Finally in 1895, Henry Ridley, head of Singapore's botanical garden, persuaded two coffee growers to plant two acres (.8 ha) of Hevea trees. Twelve years later more than 300,000 ha of rubber grew in plantations in Ceylon and Malaya. New innovations increased efficiency, and production doubled every two years. Rubber could be produced at only a fraction of the cost of collecting wild rubber in Brazil. By 1910, Brazilian production had fallen 50 percent. In 1914, Brazil's market share was down to around 30 percent, in 1918, to 20 percent, and in 1940 to 1.3 percent.

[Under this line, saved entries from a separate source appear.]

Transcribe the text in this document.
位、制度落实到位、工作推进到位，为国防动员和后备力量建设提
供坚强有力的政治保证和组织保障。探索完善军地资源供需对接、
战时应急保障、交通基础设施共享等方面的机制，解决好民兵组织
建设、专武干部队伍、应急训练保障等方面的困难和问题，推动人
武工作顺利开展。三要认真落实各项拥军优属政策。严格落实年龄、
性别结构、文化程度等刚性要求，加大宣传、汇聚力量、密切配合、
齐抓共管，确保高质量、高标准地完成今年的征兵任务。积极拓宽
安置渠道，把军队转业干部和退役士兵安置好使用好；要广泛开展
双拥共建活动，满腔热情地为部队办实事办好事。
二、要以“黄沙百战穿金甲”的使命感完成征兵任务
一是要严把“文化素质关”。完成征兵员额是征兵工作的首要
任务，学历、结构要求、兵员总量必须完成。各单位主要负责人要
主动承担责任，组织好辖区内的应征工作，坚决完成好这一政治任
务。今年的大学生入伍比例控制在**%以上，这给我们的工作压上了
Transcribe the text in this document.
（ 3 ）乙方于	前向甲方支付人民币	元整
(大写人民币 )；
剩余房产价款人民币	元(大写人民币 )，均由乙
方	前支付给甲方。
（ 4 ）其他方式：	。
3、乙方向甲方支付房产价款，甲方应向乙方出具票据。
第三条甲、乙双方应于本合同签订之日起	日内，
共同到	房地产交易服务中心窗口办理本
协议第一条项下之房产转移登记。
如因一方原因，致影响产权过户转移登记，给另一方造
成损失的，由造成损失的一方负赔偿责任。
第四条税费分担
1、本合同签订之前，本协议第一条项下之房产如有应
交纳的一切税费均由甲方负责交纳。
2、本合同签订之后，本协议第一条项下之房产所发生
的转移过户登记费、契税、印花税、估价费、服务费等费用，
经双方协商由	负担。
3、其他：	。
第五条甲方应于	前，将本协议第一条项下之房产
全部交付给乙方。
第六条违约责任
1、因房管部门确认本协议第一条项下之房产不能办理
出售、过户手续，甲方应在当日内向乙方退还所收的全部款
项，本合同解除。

However the Second World War threatened to shift the rubber wealth. With Japan occupying prime rubber-producing areas in Southeast Asia, the U.S. feared it would run out of the vital material. Every tire, hose, seal, valve, and inch of wiring required rubber. The Rubber Development Corporation, the chief overseer of rubber acquisition, sought out other sources including establishing a rubber program that sent intrepid explorers into the Amazon seeking rubber specimens that would be used to produce high yields, superior products, and the possibility of resistance against leaf blight. The ultimate goal of the program was to establish rubber plantations close to home. In addition to searching the Amazon and establishing experimental plantations in Latin America, the program came up with some novel plans to produce rubber, including planting dandelions—their milky sap a small, but useful source of rubber—in 41 states. Extensive work on synthetic rubber yielded a product that, in time, economists predicted, would replace natural rubber. By 1964 synthetic rubber made up 75 percent of the market.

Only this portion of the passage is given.